Why Is My Skin so Dry
Q: My skin is incredibly dry. It even feels tight and itchy. What could be causing this?
A: Step outside on a dry winter’s day or spend a little extra time in a steamy shower and you may have your answer. Arid air and exposure to water can certainly leave you reaching for the moisturizer, and they’re indeed at the root of many people’s dry skin. But for such a seemingly simple issue, it has quite a few other potential causes. Harsh soaps, perfumes, dehydration, diet, certain medications (like blood pressure or allergy drugs), smoking, pregnancy, and even stress, or aging may — alone or in combination — also play a part.

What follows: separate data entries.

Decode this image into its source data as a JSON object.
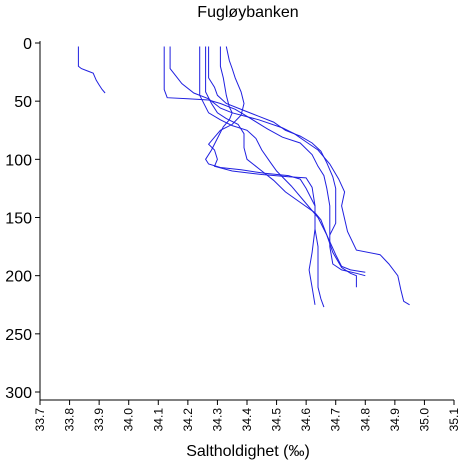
{
  "chart_data": {
    "type": "line",
    "title": "Fugløybanken",
    "xlabel": "Saltholdighet (‰)",
    "ylabel": "",
    "xlim": [
      33.7,
      35.1
    ],
    "ylim": [
      0,
      300
    ],
    "y_inverted": true,
    "x_ticks": [
      "33.7",
      "33.8",
      "33.9",
      "34.0",
      "34.1",
      "34.2",
      "34.3",
      "34.4",
      "34.5",
      "34.6",
      "34.7",
      "34.8",
      "34.9",
      "35.0",
      "35.1"
    ],
    "y_ticks": [
      "0",
      "50",
      "100",
      "150",
      "200",
      "250",
      "300"
    ],
    "line_color": "#2020e0",
    "series": [
      {
        "points": [
          [
            33.83,
            3
          ],
          [
            33.83,
            20
          ],
          [
            33.84,
            22
          ],
          [
            33.86,
            24
          ],
          [
            33.88,
            26
          ],
          [
            33.89,
            32
          ],
          [
            33.9,
            36
          ],
          [
            33.91,
            40
          ],
          [
            33.92,
            43
          ]
        ]
      },
      {
        "points": [
          [
            34.12,
            3
          ],
          [
            34.12,
            40
          ],
          [
            34.13,
            47
          ],
          [
            34.2,
            48
          ],
          [
            34.27,
            49
          ],
          [
            34.31,
            52
          ],
          [
            34.36,
            57
          ],
          [
            34.4,
            63
          ],
          [
            34.47,
            74
          ],
          [
            34.52,
            81
          ],
          [
            34.58,
            86
          ],
          [
            34.62,
            96
          ],
          [
            34.64,
            106
          ],
          [
            34.66,
            114
          ],
          [
            34.67,
            125
          ],
          [
            34.68,
            140
          ],
          [
            34.68,
            160
          ],
          [
            34.68,
            175
          ],
          [
            34.69,
            190
          ],
          [
            34.72,
            195
          ],
          [
            34.77,
            198
          ],
          [
            34.8,
            200
          ]
        ]
      },
      {
        "points": [
          [
            34.14,
            3
          ],
          [
            34.14,
            22
          ],
          [
            34.18,
            35
          ],
          [
            34.22,
            43
          ],
          [
            34.27,
            48
          ],
          [
            34.31,
            56
          ],
          [
            34.35,
            60
          ],
          [
            34.44,
            66
          ],
          [
            34.52,
            73
          ],
          [
            34.56,
            78
          ],
          [
            34.6,
            85
          ],
          [
            34.64,
            92
          ],
          [
            34.68,
            104
          ],
          [
            34.71,
            117
          ],
          [
            34.73,
            128
          ],
          [
            34.72,
            140
          ],
          [
            34.74,
            162
          ],
          [
            34.77,
            178
          ],
          [
            34.85,
            182
          ],
          [
            34.88,
            190
          ],
          [
            34.91,
            200
          ],
          [
            34.92,
            212
          ],
          [
            34.93,
            222
          ],
          [
            34.95,
            225
          ]
        ]
      },
      {
        "points": [
          [
            34.24,
            3
          ],
          [
            34.24,
            45
          ],
          [
            34.27,
            60
          ],
          [
            34.31,
            66
          ],
          [
            34.35,
            71
          ],
          [
            34.4,
            75
          ],
          [
            34.43,
            82
          ],
          [
            34.45,
            92
          ],
          [
            34.48,
            103
          ],
          [
            34.5,
            110
          ],
          [
            34.55,
            123
          ],
          [
            34.6,
            138
          ],
          [
            34.64,
            150
          ],
          [
            34.67,
            165
          ],
          [
            34.7,
            182
          ],
          [
            34.72,
            192
          ],
          [
            34.75,
            195
          ],
          [
            34.8,
            197
          ]
        ]
      },
      {
        "points": [
          [
            34.26,
            3
          ],
          [
            34.26,
            42
          ],
          [
            34.28,
            52
          ],
          [
            34.3,
            60
          ],
          [
            34.33,
            65
          ],
          [
            34.37,
            70
          ],
          [
            34.39,
            78
          ],
          [
            34.39,
            90
          ],
          [
            34.4,
            100
          ],
          [
            34.44,
            108
          ],
          [
            34.49,
            118
          ],
          [
            34.53,
            128
          ],
          [
            34.58,
            137
          ],
          [
            34.63,
            146
          ],
          [
            34.65,
            152
          ],
          [
            34.67,
            165
          ],
          [
            34.69,
            180
          ],
          [
            34.72,
            193
          ],
          [
            34.75,
            198
          ],
          [
            34.77,
            200
          ],
          [
            34.77,
            210
          ]
        ]
      },
      {
        "points": [
          [
            34.27,
            3
          ],
          [
            34.27,
            30
          ],
          [
            34.29,
            38
          ],
          [
            34.3,
            45
          ],
          [
            34.33,
            52
          ],
          [
            34.39,
            58
          ],
          [
            34.44,
            63
          ],
          [
            34.49,
            68
          ],
          [
            34.53,
            75
          ],
          [
            34.58,
            80
          ],
          [
            34.62,
            86
          ],
          [
            34.65,
            93
          ],
          [
            34.67,
            103
          ],
          [
            34.69,
            115
          ],
          [
            34.7,
            125
          ],
          [
            34.7,
            140
          ],
          [
            34.7,
            155
          ],
          [
            34.68,
            165
          ]
        ]
      },
      {
        "points": [
          [
            34.31,
            3
          ],
          [
            34.31,
            20
          ],
          [
            34.32,
            30
          ],
          [
            34.33,
            45
          ],
          [
            34.34,
            55
          ],
          [
            34.35,
            60
          ],
          [
            34.34,
            66
          ],
          [
            34.32,
            72
          ],
          [
            34.3,
            82
          ],
          [
            34.28,
            92
          ],
          [
            34.26,
            100
          ],
          [
            34.27,
            104
          ],
          [
            34.31,
            107
          ],
          [
            34.38,
            109
          ],
          [
            34.46,
            112
          ],
          [
            34.54,
            114
          ],
          [
            34.58,
            117
          ],
          [
            34.6,
            125
          ],
          [
            34.63,
            140
          ],
          [
            34.63,
            160
          ],
          [
            34.64,
            175
          ],
          [
            34.64,
            190
          ],
          [
            34.64,
            210
          ],
          [
            34.65,
            220
          ],
          [
            34.66,
            227
          ]
        ]
      },
      {
        "points": [
          [
            34.33,
            3
          ],
          [
            34.34,
            15
          ],
          [
            34.35,
            22
          ],
          [
            34.36,
            30
          ],
          [
            34.38,
            42
          ],
          [
            34.39,
            52
          ],
          [
            34.38,
            62
          ],
          [
            34.35,
            70
          ],
          [
            34.31,
            75
          ],
          [
            34.29,
            81
          ],
          [
            34.27,
            87
          ],
          [
            34.29,
            92
          ],
          [
            34.3,
            100
          ],
          [
            34.29,
            106
          ],
          [
            34.35,
            110
          ],
          [
            34.45,
            113
          ],
          [
            34.54,
            115
          ],
          [
            34.6,
            116
          ],
          [
            34.62,
            124
          ],
          [
            34.63,
            140
          ],
          [
            34.63,
            160
          ],
          [
            34.62,
            180
          ],
          [
            34.61,
            195
          ],
          [
            34.62,
            210
          ],
          [
            34.63,
            225
          ]
        ]
      }
    ]
  }
}
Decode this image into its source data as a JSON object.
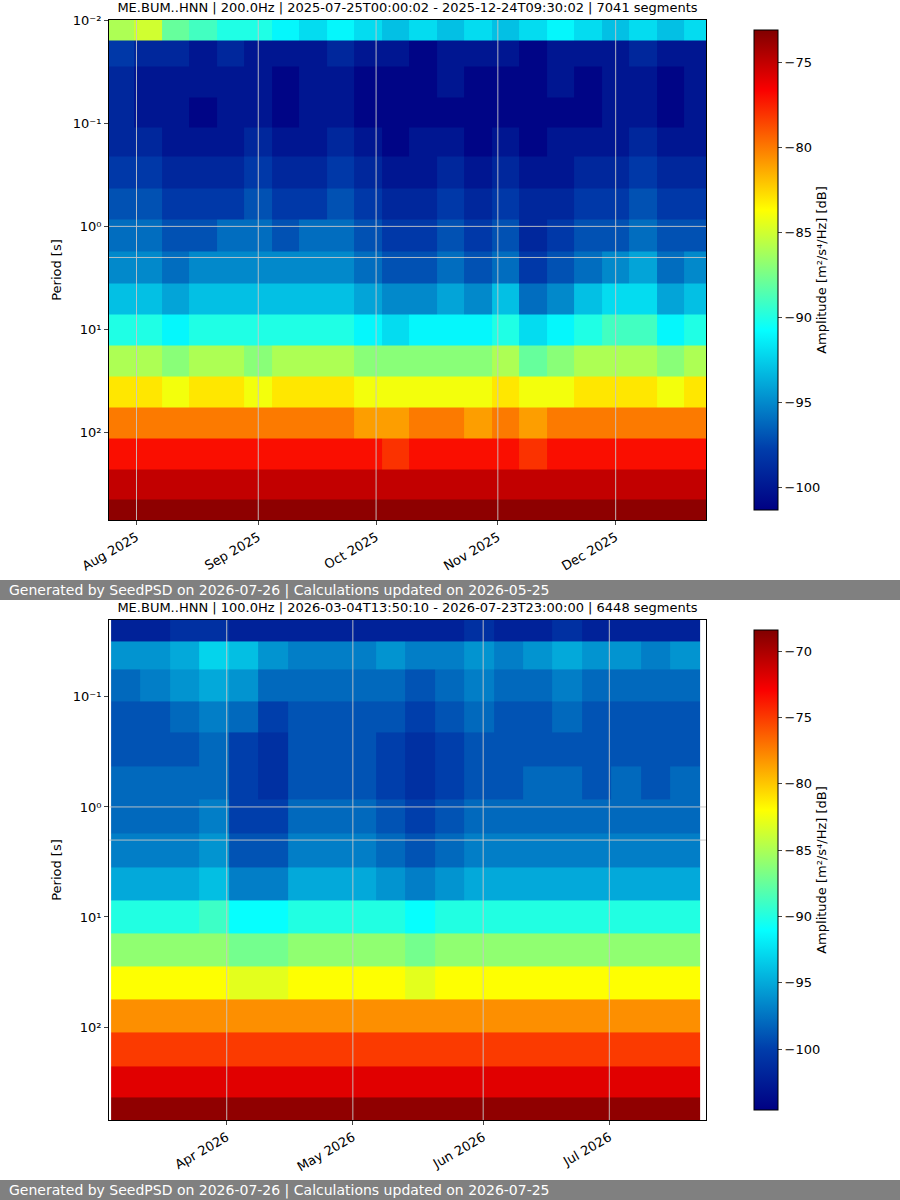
{
  "chart_data": [
    {
      "type": "heatmap",
      "title": "ME.BUM..HNN | 200.0Hz | 2025-07-25T00:00:02 - 2025-12-24T09:30:02 | 7041 segments",
      "footer": "Generated by SeedPSD on 2026-07-26 | Calculations updated on 2026-05-25",
      "y_label": "Period [s]",
      "log": "y",
      "grid": true,
      "color": "Jet",
      "xlim": [
        "2025-07-25",
        "2025-12-24"
      ],
      "xticks": [
        {
          "value": "2025-08-01",
          "label": "Aug 2025"
        },
        {
          "value": "2025-09-01",
          "label": "Sep 2025"
        },
        {
          "value": "2025-10-01",
          "label": "Oct 2025"
        },
        {
          "value": "2025-11-01",
          "label": "Nov 2025"
        },
        {
          "value": "2025-12-01",
          "label": "Dec 2025"
        }
      ],
      "ylim": [
        0.01,
        700
      ],
      "yticks": [
        {
          "value": 0.01,
          "label": "10⁻²"
        },
        {
          "value": 0.1,
          "label": "10⁻¹"
        },
        {
          "value": 1,
          "label": "10⁰"
        },
        {
          "value": 10,
          "label": "10¹"
        },
        {
          "value": 100,
          "label": "10²"
        }
      ],
      "colorbar": {
        "title": "Amplitude [m²/s⁴/Hz] [dB]",
        "range": [
          -101.3,
          -73.1
        ],
        "ticks": [
          -75,
          -80,
          -85,
          -90,
          -95,
          -100
        ]
      },
      "x": [
        "2025-07-28",
        "2025-08-04",
        "2025-08-11",
        "2025-08-18",
        "2025-08-25",
        "2025-09-01",
        "2025-09-08",
        "2025-09-15",
        "2025-09-22",
        "2025-09-29",
        "2025-10-06",
        "2025-10-13",
        "2025-10-20",
        "2025-10-27",
        "2025-11-03",
        "2025-11-10",
        "2025-11-17",
        "2025-11-24",
        "2025-12-01",
        "2025-12-08",
        "2025-12-15",
        "2025-12-22"
      ],
      "y": [
        0.0125,
        0.02,
        0.04,
        0.08,
        0.15,
        0.3,
        0.6,
        1.2,
        2.5,
        5,
        10,
        20,
        40,
        80,
        160,
        320,
        600
      ],
      "z": [
        [
          -86,
          -85,
          -88,
          -89,
          -90,
          -90,
          -91,
          -92,
          -91,
          -92,
          -93,
          -92,
          -93,
          -92,
          -93,
          -92,
          -91,
          -92,
          -93,
          -92,
          -93,
          -92
        ],
        [
          -98,
          -99,
          -99,
          -100,
          -99,
          -100,
          -100,
          -100,
          -99,
          -100,
          -100,
          -101,
          -100,
          -100,
          -100,
          -101,
          -100,
          -100,
          -100,
          -99,
          -100,
          -100
        ],
        [
          -99,
          -100,
          -100,
          -100,
          -100,
          -100,
          -101,
          -100,
          -100,
          -101,
          -101,
          -101,
          -100,
          -101,
          -101,
          -101,
          -100,
          -101,
          -100,
          -100,
          -101,
          -100
        ],
        [
          -99,
          -100,
          -100,
          -101,
          -100,
          -100,
          -101,
          -100,
          -100,
          -101,
          -101,
          -101,
          -101,
          -101,
          -101,
          -101,
          -101,
          -101,
          -100,
          -100,
          -101,
          -100
        ],
        [
          -99,
          -99,
          -100,
          -100,
          -100,
          -99,
          -100,
          -100,
          -99,
          -100,
          -101,
          -100,
          -100,
          -101,
          -100,
          -101,
          -100,
          -100,
          -100,
          -99,
          -100,
          -100
        ],
        [
          -98,
          -98,
          -99,
          -99,
          -99,
          -98,
          -99,
          -99,
          -98,
          -99,
          -100,
          -100,
          -99,
          -100,
          -99,
          -100,
          -100,
          -99,
          -99,
          -98,
          -99,
          -99
        ],
        [
          -97,
          -97,
          -98,
          -98,
          -98,
          -97,
          -98,
          -98,
          -97,
          -98,
          -99,
          -99,
          -98,
          -99,
          -98,
          -99,
          -99,
          -98,
          -98,
          -97,
          -98,
          -98
        ],
        [
          -96,
          -96,
          -97,
          -97,
          -96,
          -96,
          -97,
          -96,
          -96,
          -97,
          -98,
          -98,
          -97,
          -98,
          -97,
          -99,
          -98,
          -97,
          -97,
          -96,
          -97,
          -97
        ],
        [
          -95,
          -95,
          -96,
          -95,
          -95,
          -95,
          -95,
          -95,
          -95,
          -96,
          -97,
          -97,
          -96,
          -97,
          -96,
          -98,
          -97,
          -96,
          -95,
          -94,
          -96,
          -95
        ],
        [
          -93,
          -93,
          -94,
          -93,
          -93,
          -93,
          -93,
          -93,
          -93,
          -94,
          -95,
          -95,
          -94,
          -95,
          -93,
          -96,
          -95,
          -93,
          -92,
          -92,
          -94,
          -93
        ],
        [
          -90,
          -90,
          -91,
          -90,
          -90,
          -90,
          -90,
          -90,
          -90,
          -91,
          -92,
          -91,
          -91,
          -91,
          -90,
          -92,
          -91,
          -90,
          -89,
          -89,
          -91,
          -90
        ],
        [
          -86,
          -86,
          -87,
          -86,
          -86,
          -87,
          -86,
          -86,
          -86,
          -87,
          -87,
          -87,
          -87,
          -87,
          -86,
          -88,
          -87,
          -86,
          -86,
          -86,
          -87,
          -86
        ],
        [
          -83,
          -83,
          -84,
          -83,
          -83,
          -84,
          -83,
          -83,
          -83,
          -84,
          -84,
          -84,
          -84,
          -84,
          -83,
          -84,
          -84,
          -83,
          -83,
          -83,
          -84,
          -83
        ],
        [
          -80,
          -80,
          -80,
          -80,
          -80,
          -80,
          -80,
          -80,
          -80,
          -81,
          -81,
          -80,
          -80,
          -81,
          -80,
          -81,
          -80,
          -80,
          -80,
          -80,
          -80,
          -80
        ],
        [
          -77,
          -77,
          -77,
          -77,
          -77,
          -77,
          -77,
          -77,
          -77,
          -77,
          -78,
          -77,
          -77,
          -77,
          -77,
          -78,
          -77,
          -77,
          -77,
          -77,
          -77,
          -77
        ],
        [
          -75,
          -75,
          -75,
          -75,
          -75,
          -75,
          -75,
          -75,
          -75,
          -75,
          -75,
          -75,
          -75,
          -75,
          -75,
          -75,
          -75,
          -75,
          -75,
          -75,
          -75,
          -75
        ],
        [
          -73.5,
          -73.5,
          -73.5,
          -73.5,
          -73.5,
          -73.5,
          -73.5,
          -73.5,
          -73.5,
          -73.5,
          -73.5,
          -73.5,
          -73.5,
          -73.5,
          -73.5,
          -73.5,
          -73.5,
          -73.5,
          -73.5,
          -73.5,
          -73.5,
          -73.5
        ]
      ]
    },
    {
      "type": "heatmap",
      "title": "ME.BUM..HNN | 100.0Hz | 2026-03-04T13:50:10 - 2026-07-23T23:00:00 | 6448 segments",
      "footer": "Generated by SeedPSD on 2026-07-26 | Calculations updated on 2026-07-25",
      "y_label": "Period [s]",
      "log": "y",
      "grid": true,
      "color": "Jet",
      "xlim": [
        "2026-03-04",
        "2026-07-24"
      ],
      "xticks": [
        {
          "value": "2026-04-01",
          "label": "Apr 2026"
        },
        {
          "value": "2026-05-01",
          "label": "May 2026"
        },
        {
          "value": "2026-06-01",
          "label": "Jun 2026"
        },
        {
          "value": "2026-07-01",
          "label": "Jul 2026"
        }
      ],
      "ylim": [
        0.02,
        700
      ],
      "yticks": [
        {
          "value": 0.1,
          "label": "10⁻¹"
        },
        {
          "value": 1,
          "label": "10⁰"
        },
        {
          "value": 10,
          "label": "10¹"
        },
        {
          "value": 100,
          "label": "10²"
        }
      ],
      "colorbar": {
        "title": "Amplitude [m²/s⁴/Hz] [dB]",
        "range": [
          -104.6,
          -68.4
        ],
        "ticks": [
          -70,
          -75,
          -80,
          -85,
          -90,
          -95,
          -100
        ]
      },
      "x": [
        "2026-03-08",
        "2026-03-15",
        "2026-03-22",
        "2026-03-29",
        "2026-04-05",
        "2026-04-12",
        "2026-04-19",
        "2026-04-26",
        "2026-05-03",
        "2026-05-10",
        "2026-05-17",
        "2026-05-24",
        "2026-05-31",
        "2026-06-07",
        "2026-06-14",
        "2026-06-21",
        "2026-06-28",
        "2026-07-05",
        "2026-07-12",
        "2026-07-19"
      ],
      "y": [
        0.025,
        0.04,
        0.08,
        0.15,
        0.3,
        0.6,
        1.2,
        2.5,
        5,
        10,
        20,
        40,
        80,
        160,
        320,
        600
      ],
      "z": [
        [
          -102,
          -102,
          -101,
          -101,
          -102,
          -102,
          -102,
          -102,
          -102,
          -102,
          -102,
          -102,
          -101,
          -102,
          -102,
          -101,
          -102,
          -102,
          -102,
          -102
        ],
        [
          -96,
          -96,
          -95,
          -93,
          -94,
          -96,
          -97,
          -97,
          -97,
          -96,
          -97,
          -97,
          -96,
          -97,
          -96,
          -95,
          -96,
          -96,
          -97,
          -96
        ],
        [
          -98,
          -97,
          -96,
          -95,
          -96,
          -98,
          -98,
          -98,
          -98,
          -98,
          -99,
          -98,
          -97,
          -98,
          -98,
          -97,
          -98,
          -98,
          -98,
          -98
        ],
        [
          -99,
          -99,
          -98,
          -97,
          -98,
          -100,
          -99,
          -99,
          -99,
          -99,
          -100,
          -99,
          -98,
          -99,
          -99,
          -98,
          -99,
          -99,
          -99,
          -99
        ],
        [
          -99,
          -99,
          -99,
          -98,
          -100,
          -101,
          -99,
          -99,
          -99,
          -100,
          -101,
          -100,
          -99,
          -99,
          -99,
          -99,
          -99,
          -99,
          -99,
          -99
        ],
        [
          -98,
          -98,
          -98,
          -98,
          -100,
          -101,
          -99,
          -99,
          -99,
          -100,
          -101,
          -100,
          -99,
          -99,
          -98,
          -98,
          -99,
          -98,
          -99,
          -98
        ],
        [
          -98,
          -98,
          -98,
          -97,
          -100,
          -100,
          -98,
          -98,
          -98,
          -99,
          -100,
          -99,
          -98,
          -98,
          -98,
          -98,
          -98,
          -98,
          -98,
          -98
        ],
        [
          -97,
          -97,
          -97,
          -96,
          -99,
          -99,
          -97,
          -97,
          -97,
          -98,
          -99,
          -98,
          -97,
          -97,
          -97,
          -97,
          -97,
          -97,
          -97,
          -97
        ],
        [
          -95,
          -95,
          -95,
          -94,
          -97,
          -97,
          -95,
          -95,
          -95,
          -96,
          -97,
          -96,
          -95,
          -95,
          -95,
          -95,
          -95,
          -95,
          -95,
          -95
        ],
        [
          -90,
          -90,
          -90,
          -89,
          -91,
          -91,
          -90,
          -90,
          -90,
          -90,
          -91,
          -90,
          -90,
          -90,
          -90,
          -90,
          -90,
          -90,
          -90,
          -90
        ],
        [
          -86,
          -86,
          -86,
          -86,
          -87,
          -87,
          -86,
          -86,
          -86,
          -86,
          -87,
          -86,
          -86,
          -86,
          -86,
          -86,
          -86,
          -86,
          -86,
          -86
        ],
        [
          -82,
          -82,
          -82,
          -82,
          -83,
          -83,
          -82,
          -82,
          -82,
          -82,
          -83,
          -82,
          -82,
          -82,
          -82,
          -82,
          -82,
          -82,
          -82,
          -82
        ],
        [
          -78,
          -78,
          -78,
          -78,
          -78,
          -78,
          -78,
          -78,
          -78,
          -78,
          -78,
          -78,
          -78,
          -78,
          -78,
          -78,
          -78,
          -78,
          -78,
          -78
        ],
        [
          -75,
          -75,
          -75,
          -75,
          -75,
          -75,
          -75,
          -75,
          -75,
          -75,
          -75,
          -75,
          -75,
          -75,
          -75,
          -75,
          -75,
          -75,
          -75,
          -75
        ],
        [
          -72,
          -72,
          -72,
          -72,
          -72,
          -72,
          -72,
          -72,
          -72,
          -72,
          -72,
          -72,
          -72,
          -72,
          -72,
          -72,
          -72,
          -72,
          -72,
          -72
        ],
        [
          -69,
          -69,
          -69,
          -69,
          -69,
          -69,
          -69,
          -69,
          -69,
          -69,
          -69,
          -69,
          -69,
          -69,
          -69,
          -69,
          -69,
          -69,
          -69,
          -69
        ]
      ]
    }
  ]
}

You may simply think of your dry skin as a nuisance that’s irritating in more ways than one. Many people just like you have waved the white flag and given in to a life of scratching and discomfort when creams and lotions have only provided so-so relief. But it’s important to mention your dry skin to your doctor if it persists or worsens.
It could be a sign of a more serious skin condition, such as eczema, or psoriasis. But it can also be a sign of more serious health concerns you might not think of — such as hypothyroidism, allergies, or diabetes. If you experience rashes or hives, it could indicate a food allergy at the root of your skin issues. Contact your physician to run allergy tests on many food offenders, such as gluten, dairy, or nuts.
Managing the underlying cause may not only improve your dry skin, but other aspects of your overall health.
To help hydrate dry skin, try taking shorter showers — using warm water (instead of hot) — and apply coconut oil when skin is still damp.
Note: Do not stop taking any medications without first speaking to your physician.